L'ambito d'applicazione del divieto di discriminazione retributiva
Secondo consolidata giurisprudenza (a partire da Cass. S.U. n. 6030/1993), nel nostro ordinamento non esiste un principio di parità di trattamento contrattuale e di retribuzione dei lavoratori a parità di mansioni, al di là dei minimi salariali previsti dalla contrattazione collettiva. Le parti, nell'esercizio della propria autonomia, possono dunque stabilire trattamenti retributivi particolari non estesi alla generalità dei lavoratori che svolgono le medesime mansioni. È ragionevole ritenere che l'ambito applicativo privilegiato del divieto di discriminazione retributiva non sia tanto quello del salario di base, che nel nostro sistema è stabilito dalla contrattazione collettiva; ma quello dei trattamenti accessori che vengono pagati direttamente o indirettamente, in contanti o in natura, dal datore di lavoro in aggiunta ai minimi, come ad esempio aumenti retributivi, indennità integrative dello stipendio, fringe benefits e premi.
L'assolutezza del divieto esclude ogni valutazione di merito?
I trattamenti accessori, laddove differenziati, non possono essere considerati di per sé contrari al divieto di discriminazione sancito dall'art. 28 del Codice delle pari opportunità. Infatti, se ragionando per assurdo si ipotizzasse l'assolutezza della parità salariale tra uomo e donna escludendo qualsiasi altro criterio ai fini della determinazione della retribuzione, si verificherebbe una disparità al contrario: non si terrebbe conto delle variegate situazioni lavorative concrete, che nella realtà cambiano da settore a settore, da azienda ad azienda, da mansione a mansione. Una situazione di questo tipo apparirebbe irragionevole e addirittura contraria ai principi costituzionali, nonché ai principi del Codice Civile in materia di autonomia e poteri organizzativi del datore di lavoro.

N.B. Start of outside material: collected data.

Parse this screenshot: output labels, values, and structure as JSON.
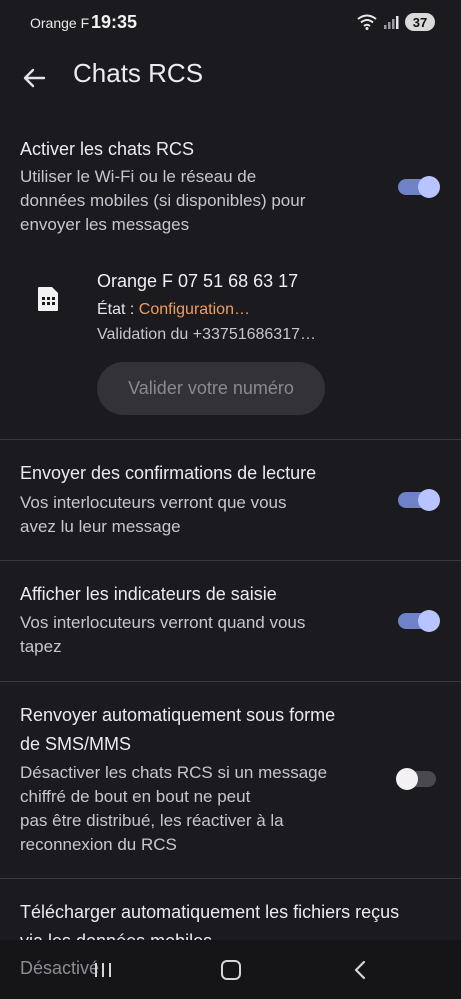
{
  "status_bar": {
    "carrier": "Orange F",
    "time": "19:35",
    "battery": "37"
  },
  "app_bar": {
    "title": "Chats RCS"
  },
  "settings": [
    {
      "title": "Activer les chats RCS",
      "subtitle": [
        "Utiliser le Wi-Fi ou le réseau de",
        "données mobiles (si disponibles) pour",
        "envoyer les messages"
      ],
      "enabled": true
    },
    {
      "title": "Envoyer des confirmations de lecture",
      "subtitle": [
        "Vos interlocuteurs verront que vous",
        "avez lu leur message"
      ],
      "enabled": true
    },
    {
      "title": "Afficher les indicateurs de saisie",
      "subtitle": [
        "Vos interlocuteurs verront quand vous",
        "tapez"
      ],
      "enabled": true
    },
    {
      "title": [
        "Renvoyer automatiquement sous forme",
        "de SMS/MMS"
      ],
      "subtitle": [
        "Désactiver les chats RCS si un message",
        "chiffré de bout en bout ne peut",
        "pas être distribué, les réactiver à la",
        "reconnexion du RCS"
      ],
      "enabled": false
    },
    {
      "title": [
        "Télécharger automatiquement les fichiers reçus",
        "via les données mobiles"
      ]
    }
  ],
  "sim": {
    "number": "Orange F 07 51 68 63 17",
    "state_label": "État : ",
    "state_value": "Configuration…",
    "validation": "Validation du +33751686317…",
    "validate_button": "Valider votre numéro"
  },
  "nav_bar": {
    "overlap_text": "Désactivé"
  },
  "colors": {
    "background": "#1b1b1f",
    "toggle_on": "#b7c4ff",
    "state_accent": "#f19d5c"
  }
}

Le disparità di trattamento retributivo da ritenersi illecite e vietate sono quelle determinate solo da ragioni di genere, ossia che trovano la loro unica spiegazione nell'appartenenza di un lavoratore ad un sesso piuttosto che all'altro.
Un trattamento differenziato può essere invece giustificato se sorretto da ragioni oggettive, ricollegabili a dati dimostrabili, obiettivi raggiunti, benefici apportati, etc. Il merito, desumibile anche dai risultati ottenuti, appare il criterio cardine per la valutazione della prestazione potendo giustificare la determinazione di trattamenti retributivi ad hoc, senza che questi ultimi risultino discriminatori. Per evitare forme di discriminazione di genere, le scelte aziendali devono essere sorrette da principi comuni per tutti i lavoratori: il sistema di politica retributiva deve fondarsi su sistemi di valutazione neutri sotto il profilo del genere, nonché su criteri e obiettivi che non penalizzino, neanche indirettamente, le donne rispetto agli uomini.
Uno sguardo al futuro
La parità retributiva è uno degli obiettivi della Direttiva (UE) 2023/970 del 10 maggio 2023, che deve essere recepita dagli Stati membri entro il 7 giugno 2026. La Direttiva è “volta a rafforzare l'applicazione del principio della parità di retribuzione tra uomini e donne per uno stesso lavoro, o per un lavoro di pari valore attraverso la trasparenza retributiva e i relativi meccanismi di applicazione”. La sua applicazione potrebbe comportare sostanziali cambiamenti normativi, con nuovi obblighi per le aziende circa trasparenza delle retribuzioni, modalità di determinazione dei salari e conoscenza del sistema retributivo aziendale.